If a user data packet message is transmitted over non-3GPP access between the UE and the N3IWF for untrusted non-3GPP access and the TNGF for trusted non-3GPP access, the user data packet message shall be encapsulated in the payload of an inner IP datagram which is further encapsulated by ESP protocol in tunnel mode as specified in RFC 4303. In order to avoid any IP fragmentation by the sending entity over the non-3GPP access network, the maximum inner IP datagram length shall be set by the sending entity such that the length of the resulting outer IP datagram does not exceed the MTU of the non-3GPP access network.

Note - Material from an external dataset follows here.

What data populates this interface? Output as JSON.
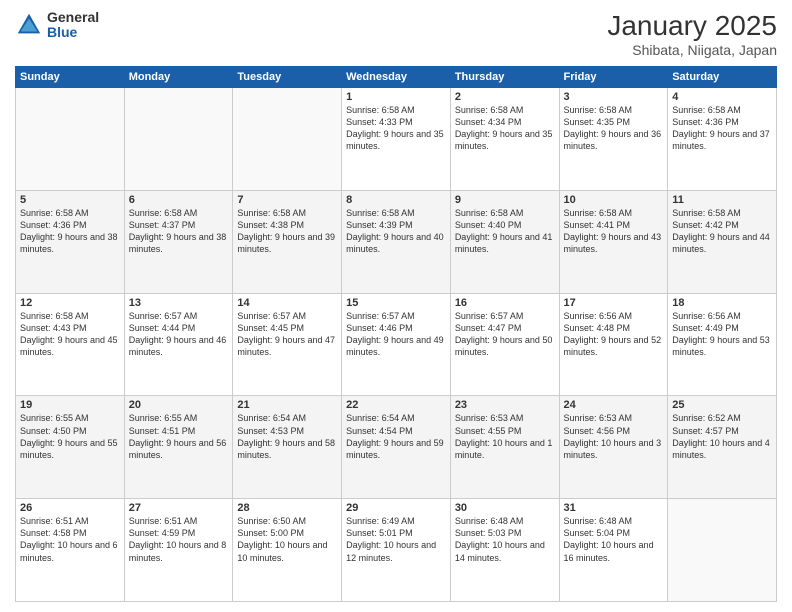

If the length of the user data packet message exceeds the payload size corresponding to the maximum inner IP datagram length and IP fragmentation is needed:

the inner IP IPv4 datagram or inner IP IPv6 datagram shall be fragmented; and
the IP packet encapsulating the ESP protected inner IPv4 datagram and the IP packet encapsulating the ESP protected inner IPv6 datagram shall not be fragmented.